1. Learn a Decision Tree classifiers on the data set (for example, using J48 in Weka). Visualize
the tree constructed by the decision tree algorithm. (Food for thought: Are there some
interesting rules that make sense based on what you understand about the data?)
2. Report the accuracy of the Decision Tree classifier using 5-fold cross-validation (Most of ML
packages including Weka have utility function for performing Cross-validation). Report 95%
confidence interval.

3. Perform the following experiments to study the stability of decision tree learning algorithm
over the variability of data samples.
(a) Randomly split the dataset into 5 data sets of (roughly) equal size D1, D2, . . . , D5.

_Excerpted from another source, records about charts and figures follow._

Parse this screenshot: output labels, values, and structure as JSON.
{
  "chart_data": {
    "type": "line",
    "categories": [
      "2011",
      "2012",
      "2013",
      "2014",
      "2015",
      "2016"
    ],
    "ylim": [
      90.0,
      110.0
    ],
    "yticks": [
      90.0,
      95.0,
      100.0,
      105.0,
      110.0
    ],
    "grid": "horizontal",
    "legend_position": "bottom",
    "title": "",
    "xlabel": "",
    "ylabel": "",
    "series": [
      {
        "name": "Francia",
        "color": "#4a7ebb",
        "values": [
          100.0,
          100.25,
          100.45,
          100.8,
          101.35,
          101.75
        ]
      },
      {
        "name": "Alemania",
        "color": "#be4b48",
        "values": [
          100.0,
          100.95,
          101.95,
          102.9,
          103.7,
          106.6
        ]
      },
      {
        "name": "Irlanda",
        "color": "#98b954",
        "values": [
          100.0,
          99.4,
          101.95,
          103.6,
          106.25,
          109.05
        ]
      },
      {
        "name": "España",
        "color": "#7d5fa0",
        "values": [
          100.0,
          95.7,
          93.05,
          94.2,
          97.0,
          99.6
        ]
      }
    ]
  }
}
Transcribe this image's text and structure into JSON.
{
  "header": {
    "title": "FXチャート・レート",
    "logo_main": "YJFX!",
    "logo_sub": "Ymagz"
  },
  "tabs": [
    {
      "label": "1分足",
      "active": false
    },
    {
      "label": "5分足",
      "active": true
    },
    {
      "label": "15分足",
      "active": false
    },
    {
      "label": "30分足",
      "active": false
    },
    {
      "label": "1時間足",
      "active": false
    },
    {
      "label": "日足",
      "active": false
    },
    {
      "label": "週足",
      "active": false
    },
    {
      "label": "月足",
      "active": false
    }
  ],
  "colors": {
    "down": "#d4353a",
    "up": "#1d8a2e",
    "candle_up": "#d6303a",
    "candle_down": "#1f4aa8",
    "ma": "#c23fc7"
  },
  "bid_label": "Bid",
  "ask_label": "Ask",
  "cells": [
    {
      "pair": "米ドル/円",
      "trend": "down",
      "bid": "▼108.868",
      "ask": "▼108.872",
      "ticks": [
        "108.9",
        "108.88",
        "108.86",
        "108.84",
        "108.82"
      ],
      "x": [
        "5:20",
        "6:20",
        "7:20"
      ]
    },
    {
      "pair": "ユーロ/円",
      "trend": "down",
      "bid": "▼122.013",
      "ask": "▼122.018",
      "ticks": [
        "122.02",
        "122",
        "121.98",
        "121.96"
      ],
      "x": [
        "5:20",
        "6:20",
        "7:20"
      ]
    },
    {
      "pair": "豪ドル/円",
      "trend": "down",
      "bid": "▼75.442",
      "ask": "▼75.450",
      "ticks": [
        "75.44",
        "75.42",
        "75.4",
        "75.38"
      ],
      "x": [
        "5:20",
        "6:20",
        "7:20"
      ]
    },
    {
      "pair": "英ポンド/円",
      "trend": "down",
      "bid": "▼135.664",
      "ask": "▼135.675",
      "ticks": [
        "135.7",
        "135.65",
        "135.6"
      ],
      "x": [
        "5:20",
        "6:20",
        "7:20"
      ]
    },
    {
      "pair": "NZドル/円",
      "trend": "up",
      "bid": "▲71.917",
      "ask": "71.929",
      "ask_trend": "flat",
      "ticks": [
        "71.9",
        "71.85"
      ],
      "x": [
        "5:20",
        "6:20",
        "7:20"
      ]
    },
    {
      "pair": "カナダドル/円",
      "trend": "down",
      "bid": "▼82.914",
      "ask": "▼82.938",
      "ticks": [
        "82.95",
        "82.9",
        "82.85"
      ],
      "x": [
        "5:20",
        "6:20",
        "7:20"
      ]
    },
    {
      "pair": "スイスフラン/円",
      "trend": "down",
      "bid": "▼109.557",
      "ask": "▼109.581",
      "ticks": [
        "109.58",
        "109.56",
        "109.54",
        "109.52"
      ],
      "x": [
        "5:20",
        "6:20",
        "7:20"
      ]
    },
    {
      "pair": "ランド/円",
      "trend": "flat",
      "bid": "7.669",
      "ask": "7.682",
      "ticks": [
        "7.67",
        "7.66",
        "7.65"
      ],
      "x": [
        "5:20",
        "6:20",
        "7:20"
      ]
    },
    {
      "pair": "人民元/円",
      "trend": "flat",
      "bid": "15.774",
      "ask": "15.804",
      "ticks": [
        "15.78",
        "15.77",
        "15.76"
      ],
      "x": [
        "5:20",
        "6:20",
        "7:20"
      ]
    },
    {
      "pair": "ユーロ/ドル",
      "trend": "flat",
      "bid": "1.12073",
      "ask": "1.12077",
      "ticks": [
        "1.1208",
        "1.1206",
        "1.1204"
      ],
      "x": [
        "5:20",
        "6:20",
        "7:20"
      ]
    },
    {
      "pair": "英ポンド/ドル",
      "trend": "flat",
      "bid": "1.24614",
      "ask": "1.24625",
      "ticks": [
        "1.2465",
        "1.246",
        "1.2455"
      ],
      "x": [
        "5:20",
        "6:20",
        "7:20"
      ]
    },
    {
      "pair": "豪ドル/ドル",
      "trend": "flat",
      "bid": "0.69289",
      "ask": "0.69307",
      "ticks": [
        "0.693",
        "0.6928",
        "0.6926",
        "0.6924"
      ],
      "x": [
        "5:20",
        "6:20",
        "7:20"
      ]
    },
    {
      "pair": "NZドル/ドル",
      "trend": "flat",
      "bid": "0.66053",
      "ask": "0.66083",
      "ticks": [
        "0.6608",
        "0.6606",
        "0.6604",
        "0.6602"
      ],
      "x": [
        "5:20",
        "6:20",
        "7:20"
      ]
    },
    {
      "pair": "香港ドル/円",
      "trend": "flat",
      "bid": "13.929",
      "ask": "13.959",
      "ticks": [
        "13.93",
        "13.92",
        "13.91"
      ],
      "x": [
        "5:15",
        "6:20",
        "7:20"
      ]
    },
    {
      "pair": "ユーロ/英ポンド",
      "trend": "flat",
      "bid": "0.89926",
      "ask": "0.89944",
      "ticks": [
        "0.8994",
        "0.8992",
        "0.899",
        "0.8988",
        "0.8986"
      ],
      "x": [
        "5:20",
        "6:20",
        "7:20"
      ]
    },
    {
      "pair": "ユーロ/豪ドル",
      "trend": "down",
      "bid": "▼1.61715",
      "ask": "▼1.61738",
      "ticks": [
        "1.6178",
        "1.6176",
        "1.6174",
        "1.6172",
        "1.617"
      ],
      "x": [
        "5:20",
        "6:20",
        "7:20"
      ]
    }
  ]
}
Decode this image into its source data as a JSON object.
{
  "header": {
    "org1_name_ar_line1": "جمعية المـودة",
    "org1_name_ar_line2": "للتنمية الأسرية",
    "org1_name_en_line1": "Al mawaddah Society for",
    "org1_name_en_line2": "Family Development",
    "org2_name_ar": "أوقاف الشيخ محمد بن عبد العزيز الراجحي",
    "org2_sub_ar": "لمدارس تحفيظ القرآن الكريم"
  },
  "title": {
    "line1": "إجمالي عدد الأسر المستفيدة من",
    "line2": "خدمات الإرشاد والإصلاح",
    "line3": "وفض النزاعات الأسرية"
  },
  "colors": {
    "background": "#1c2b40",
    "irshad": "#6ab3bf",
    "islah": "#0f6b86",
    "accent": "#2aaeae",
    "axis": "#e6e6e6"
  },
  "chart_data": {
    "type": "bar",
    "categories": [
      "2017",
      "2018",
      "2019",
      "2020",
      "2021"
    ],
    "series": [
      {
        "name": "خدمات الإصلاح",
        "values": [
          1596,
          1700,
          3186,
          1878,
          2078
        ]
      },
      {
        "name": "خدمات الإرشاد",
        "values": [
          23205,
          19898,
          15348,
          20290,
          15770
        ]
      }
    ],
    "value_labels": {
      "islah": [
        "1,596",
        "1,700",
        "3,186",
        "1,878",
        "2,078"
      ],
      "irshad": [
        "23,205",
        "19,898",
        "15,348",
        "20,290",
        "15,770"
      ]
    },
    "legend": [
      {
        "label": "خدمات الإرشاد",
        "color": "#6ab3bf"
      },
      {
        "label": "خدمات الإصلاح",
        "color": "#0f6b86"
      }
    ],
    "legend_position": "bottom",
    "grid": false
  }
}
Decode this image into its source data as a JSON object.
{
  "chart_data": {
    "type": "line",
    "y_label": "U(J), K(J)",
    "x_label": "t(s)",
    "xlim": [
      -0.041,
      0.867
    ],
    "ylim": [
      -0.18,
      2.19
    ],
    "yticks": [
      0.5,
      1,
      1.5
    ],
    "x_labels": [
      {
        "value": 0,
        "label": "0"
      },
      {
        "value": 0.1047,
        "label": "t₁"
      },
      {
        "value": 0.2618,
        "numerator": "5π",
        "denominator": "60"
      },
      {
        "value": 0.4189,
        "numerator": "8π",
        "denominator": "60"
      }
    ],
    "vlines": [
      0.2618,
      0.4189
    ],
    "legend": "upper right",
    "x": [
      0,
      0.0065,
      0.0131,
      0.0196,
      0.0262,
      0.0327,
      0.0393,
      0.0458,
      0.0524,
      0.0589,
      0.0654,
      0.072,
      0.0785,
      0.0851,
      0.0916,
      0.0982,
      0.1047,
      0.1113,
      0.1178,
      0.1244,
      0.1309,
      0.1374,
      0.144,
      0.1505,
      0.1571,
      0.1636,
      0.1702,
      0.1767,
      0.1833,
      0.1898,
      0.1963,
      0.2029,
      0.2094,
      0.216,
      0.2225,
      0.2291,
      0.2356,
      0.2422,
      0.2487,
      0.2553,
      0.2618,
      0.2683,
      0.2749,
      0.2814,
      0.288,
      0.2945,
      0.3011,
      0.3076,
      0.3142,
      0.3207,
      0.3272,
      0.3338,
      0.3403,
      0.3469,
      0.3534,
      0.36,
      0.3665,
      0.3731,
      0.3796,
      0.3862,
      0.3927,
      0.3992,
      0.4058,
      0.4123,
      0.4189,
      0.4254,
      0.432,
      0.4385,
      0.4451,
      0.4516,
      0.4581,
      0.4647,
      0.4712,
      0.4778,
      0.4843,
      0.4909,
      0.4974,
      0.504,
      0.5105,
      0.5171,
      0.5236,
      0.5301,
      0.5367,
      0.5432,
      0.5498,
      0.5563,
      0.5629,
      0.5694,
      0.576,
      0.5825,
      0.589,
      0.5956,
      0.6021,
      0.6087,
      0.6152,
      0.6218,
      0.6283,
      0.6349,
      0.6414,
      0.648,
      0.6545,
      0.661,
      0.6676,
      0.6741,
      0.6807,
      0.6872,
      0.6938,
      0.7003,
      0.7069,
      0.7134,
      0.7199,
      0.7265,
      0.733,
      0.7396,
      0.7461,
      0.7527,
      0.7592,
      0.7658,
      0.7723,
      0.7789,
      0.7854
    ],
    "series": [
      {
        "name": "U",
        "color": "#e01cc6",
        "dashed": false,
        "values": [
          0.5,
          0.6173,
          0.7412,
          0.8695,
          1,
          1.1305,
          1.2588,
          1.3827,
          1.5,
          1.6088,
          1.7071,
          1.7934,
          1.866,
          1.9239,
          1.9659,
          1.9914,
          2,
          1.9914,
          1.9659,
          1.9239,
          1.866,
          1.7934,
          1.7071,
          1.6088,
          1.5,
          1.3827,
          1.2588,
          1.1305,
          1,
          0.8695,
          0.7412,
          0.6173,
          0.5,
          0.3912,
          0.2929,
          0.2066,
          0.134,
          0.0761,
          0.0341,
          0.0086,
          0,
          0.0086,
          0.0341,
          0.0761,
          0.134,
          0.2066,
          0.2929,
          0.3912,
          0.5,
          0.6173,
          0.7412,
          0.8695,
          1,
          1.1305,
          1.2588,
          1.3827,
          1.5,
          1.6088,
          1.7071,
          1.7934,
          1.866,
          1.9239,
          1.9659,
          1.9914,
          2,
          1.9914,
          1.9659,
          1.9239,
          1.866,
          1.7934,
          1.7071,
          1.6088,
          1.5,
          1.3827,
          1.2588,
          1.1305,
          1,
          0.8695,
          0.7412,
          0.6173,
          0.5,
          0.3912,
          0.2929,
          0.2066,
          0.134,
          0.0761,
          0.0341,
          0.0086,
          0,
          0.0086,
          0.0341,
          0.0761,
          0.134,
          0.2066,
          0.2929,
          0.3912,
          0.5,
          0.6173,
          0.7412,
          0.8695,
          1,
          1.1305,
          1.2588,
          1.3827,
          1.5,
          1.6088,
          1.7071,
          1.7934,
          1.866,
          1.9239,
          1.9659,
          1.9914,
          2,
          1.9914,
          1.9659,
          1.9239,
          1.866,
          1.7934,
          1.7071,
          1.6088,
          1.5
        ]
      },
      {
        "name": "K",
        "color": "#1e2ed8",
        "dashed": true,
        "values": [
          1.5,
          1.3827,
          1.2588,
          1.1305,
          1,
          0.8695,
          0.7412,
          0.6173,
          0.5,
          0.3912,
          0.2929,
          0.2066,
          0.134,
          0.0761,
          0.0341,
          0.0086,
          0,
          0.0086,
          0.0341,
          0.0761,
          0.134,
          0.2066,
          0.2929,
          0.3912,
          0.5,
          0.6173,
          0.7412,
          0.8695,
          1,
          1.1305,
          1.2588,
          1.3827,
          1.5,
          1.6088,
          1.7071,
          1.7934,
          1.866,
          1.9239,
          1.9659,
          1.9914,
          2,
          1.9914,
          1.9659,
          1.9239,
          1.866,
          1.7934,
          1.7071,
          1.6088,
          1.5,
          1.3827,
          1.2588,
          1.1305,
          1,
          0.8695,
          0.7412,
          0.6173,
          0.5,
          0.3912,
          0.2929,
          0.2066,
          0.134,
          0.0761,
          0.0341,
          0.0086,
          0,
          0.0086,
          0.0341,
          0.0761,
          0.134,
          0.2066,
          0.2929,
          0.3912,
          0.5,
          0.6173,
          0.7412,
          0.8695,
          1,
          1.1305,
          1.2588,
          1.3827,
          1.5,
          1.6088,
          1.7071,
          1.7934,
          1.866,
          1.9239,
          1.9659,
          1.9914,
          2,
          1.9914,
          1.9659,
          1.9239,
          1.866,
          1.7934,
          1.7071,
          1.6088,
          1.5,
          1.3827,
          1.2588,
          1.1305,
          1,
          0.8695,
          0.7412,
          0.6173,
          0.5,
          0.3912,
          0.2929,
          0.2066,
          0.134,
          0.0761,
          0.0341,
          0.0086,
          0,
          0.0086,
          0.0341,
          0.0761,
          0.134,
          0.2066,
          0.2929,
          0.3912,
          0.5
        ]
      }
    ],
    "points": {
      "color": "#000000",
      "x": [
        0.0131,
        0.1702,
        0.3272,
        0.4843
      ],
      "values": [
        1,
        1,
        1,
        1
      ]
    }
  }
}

(b) For i = 1, 2, . . . , 5, each time use Di as test data and the rest as training data to learn
a decision tree and measure its accuracy pi
.
(c) Visualize the five trees constructed. Do the five trees differ with each other and with the
tree constructed using all the data (in Task 1)? How much do their accuracies differ?

3 What to turn in
Turn in via Canvas the following:
• A lab report (in pdf file) with your experimental results.
• A Readme file with instructions on how to reproduce your experiments. You should specify
the parameters of every experiment in a way such that they can be replicated by the TA.
• Any source code that you may have written (in a zip file).